Para quem quiser alargar os horizontes de quem se chateia por saber que há coisas que não sabe, ficou já a morada. E, pormenor importante, deve dizer-se nos Correios que existe uma tarifa especial para o envio de livros para Timor: apenas 2,7 euros por dois quilos. Não é caro e sempre poderemos fazer com que alguém fique menos chateado. Eu, pelo menos, fiquei mais contente. Sei que os livros serão recebidos "com um brilhozinho nos olhos".

5.9.04

Primeiro amor

Hoje decidi mudar o sistema de comentários do blog.

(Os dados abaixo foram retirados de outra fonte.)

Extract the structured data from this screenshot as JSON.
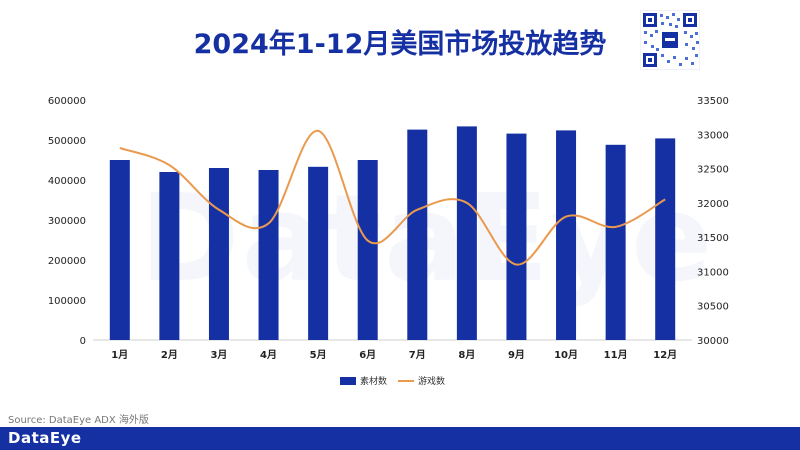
{
  "header": {
    "title": "2024年1-12月美国市场投放趋势"
  },
  "watermark": "DataEye",
  "source": "Source: DataEye ADX 海外版",
  "footer": {
    "logo": "DataEye"
  },
  "colors": {
    "bar": "#1530a3",
    "line": "#ea9a4f",
    "title": "#1530a3"
  },
  "chart_data": {
    "type": "bar",
    "title": "2024年1-12月美国市场投放趋势",
    "categories": [
      "1月",
      "2月",
      "3月",
      "4月",
      "5月",
      "6月",
      "7月",
      "8月",
      "9月",
      "10月",
      "11月",
      "12月"
    ],
    "series": [
      {
        "name": "素材数",
        "type": "bar",
        "axis": "left",
        "values": [
          450000,
          420000,
          430000,
          425000,
          433000,
          450000,
          526000,
          534000,
          516000,
          524000,
          488000,
          504000
        ]
      },
      {
        "name": "游戏数",
        "type": "line",
        "axis": "right",
        "values": [
          32800,
          32550,
          31900,
          31700,
          33050,
          31450,
          31900,
          32000,
          31100,
          31800,
          31650,
          32050
        ]
      }
    ],
    "y_left": {
      "ylim": [
        0,
        600000
      ],
      "ticks": [
        "0",
        "100000",
        "200000",
        "300000",
        "400000",
        "500000",
        "600000"
      ]
    },
    "y_right": {
      "ylim": [
        30000,
        33500
      ],
      "ticks": [
        "30000",
        "30500",
        "31000",
        "31500",
        "32000",
        "32500",
        "33000",
        "33500"
      ]
    },
    "legend": {
      "position": "bottom",
      "entries": [
        "素材数",
        "游戏数"
      ]
    },
    "grid": false
  }
}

Após algumas pesquisas, descobri um programa que se instala automaticamente no sistema HTML do blog. Bingo, pensei eu. No final, fui ver o resultado. Pois... todos os comentários tinham desaparecido, o título do blog tinha um código estranhíssimo tipo DT$584#RD, códigos HTML apareciam misturados com os títulos dos posts mais recentes... Enfim, um desastre completo. A aventura seguinte, voltar ao sistema inicial de comentários, foi ainda mais difícil que a instalação automática deste sistema. Mas, pronto, estamos outra vez, eu e o sistema original de comentários, outra vez em parceria. Não há como o primeiro amor... Quem desejar deixar o seu comentário, faça o favor de não complicar muito a coisa e escrever como anónimo... não necessita de username nem de password. E pode sempre deixar o nome ou o nick no final.
Prometo que quando descobrir um amor menos conflituoso, o instalo. :-)

3.9.04

Mãe com criança ao colo

No lugar do corpo onde esperou sua vida frutificar vai agora afagando a imobilidade Aconchegando o menino morto ela prepara seu ventre para o inverso parto: da luz para o útero, da dor para o nada. Pendentes, os seios, imitam outonais folhas da mais imutável estação E só o chão se espanta por restar uma água para à tristeza dar o último redondo ventre Mia Couto

2.9.04

Da violência

E agora, será que ainda resta ao sr. Putin algum do gás do Teatro de Moscovo?
Relembrando Bertolt Brecht:
"Do rio que tudo arrasta se diz que é violento. Mas ninguém diz violentas As margens que o comprimem."

1.9.04

Snapshot 1

Li algures que a mente é como um pára-quedas, funciona melhor quando aberta.